When you were younger, is this how you envisioned your life?
I knew that I wanted to be a scientist with a PhD, but it was difficult see that happening in Chile because at that time there were very few universities that offered one. At my university, there were no PhD’s given, except for maybe in biochemistry, so I knew I had to go abroad. I didn’t plan to stay here, but life sometimes takes unexpected turns and you have to adapt.
What has it been like to be a woman in the field of science?
When I came to the United States, I was the only woman in my entering class of oceanography graduate students. It’s not that way so much anymore, but in the past, woman weren’t always believed to be able to do everything that men could do. I think that time has changed, and opportunities are more open. It’s important to work hard and to demonstrate that you can meet challenges.

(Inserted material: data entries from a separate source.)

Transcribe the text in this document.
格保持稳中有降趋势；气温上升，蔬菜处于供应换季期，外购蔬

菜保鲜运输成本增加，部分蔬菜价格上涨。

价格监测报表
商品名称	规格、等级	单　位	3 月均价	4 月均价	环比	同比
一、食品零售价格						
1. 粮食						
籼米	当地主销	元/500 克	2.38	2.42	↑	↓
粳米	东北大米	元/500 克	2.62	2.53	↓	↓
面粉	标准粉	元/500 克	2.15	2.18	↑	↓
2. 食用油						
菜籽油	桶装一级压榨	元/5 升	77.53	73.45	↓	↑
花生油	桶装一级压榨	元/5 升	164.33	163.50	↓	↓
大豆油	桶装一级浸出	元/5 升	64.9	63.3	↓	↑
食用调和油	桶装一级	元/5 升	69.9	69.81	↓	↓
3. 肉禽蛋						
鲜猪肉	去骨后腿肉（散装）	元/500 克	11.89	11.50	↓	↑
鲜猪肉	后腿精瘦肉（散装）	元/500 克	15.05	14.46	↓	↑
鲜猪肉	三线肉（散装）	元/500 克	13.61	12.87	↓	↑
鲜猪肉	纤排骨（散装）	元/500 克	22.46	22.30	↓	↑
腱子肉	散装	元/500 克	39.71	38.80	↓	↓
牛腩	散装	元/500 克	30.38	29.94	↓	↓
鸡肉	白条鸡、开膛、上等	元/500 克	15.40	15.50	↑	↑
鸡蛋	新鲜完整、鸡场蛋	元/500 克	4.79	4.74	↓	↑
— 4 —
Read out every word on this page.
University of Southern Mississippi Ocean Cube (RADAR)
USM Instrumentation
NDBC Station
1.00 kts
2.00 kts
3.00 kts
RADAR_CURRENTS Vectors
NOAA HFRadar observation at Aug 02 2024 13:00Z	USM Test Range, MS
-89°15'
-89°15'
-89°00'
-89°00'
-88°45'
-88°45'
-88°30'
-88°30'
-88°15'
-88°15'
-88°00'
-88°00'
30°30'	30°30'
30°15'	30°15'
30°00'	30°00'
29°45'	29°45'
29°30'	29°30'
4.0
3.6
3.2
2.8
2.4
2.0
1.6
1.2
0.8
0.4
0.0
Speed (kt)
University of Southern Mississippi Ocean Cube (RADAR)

How do you feel science is perceived by the public?
The public is so far away from science. It is discouraging sometimes, yet we all have the responsibility to educate nonscientists and especially young people. I have worked with other scientists and educators to put together learning modules, and that is how I contribute towards public understanding of science. I am not a politician; I am a scientist, but I can still help with education. Not everybody is going to be a scientist, but I think people at least need to be educated. Education is important at all levels. Sometimes people do not want to hear about climate change for example, so we must educate them.
How do you manage work and personal life?
I am very happy, but it is hard to find a balance of work and personal life. There are times when you are tired. At first, I thought I could do everything, but you have to take care of yourself too. Trust is an essential part of this. You can not do everything yourself, so you must learn to share ideas and trust others.
What would your advice be to students pursuing a career in science?
Passion will get you a long way. If you really want that job, you can learn almost anything. You may not think you are good at something, but it is all a matter of learning. Understand what you want to learn so you can take off and achieve your goals.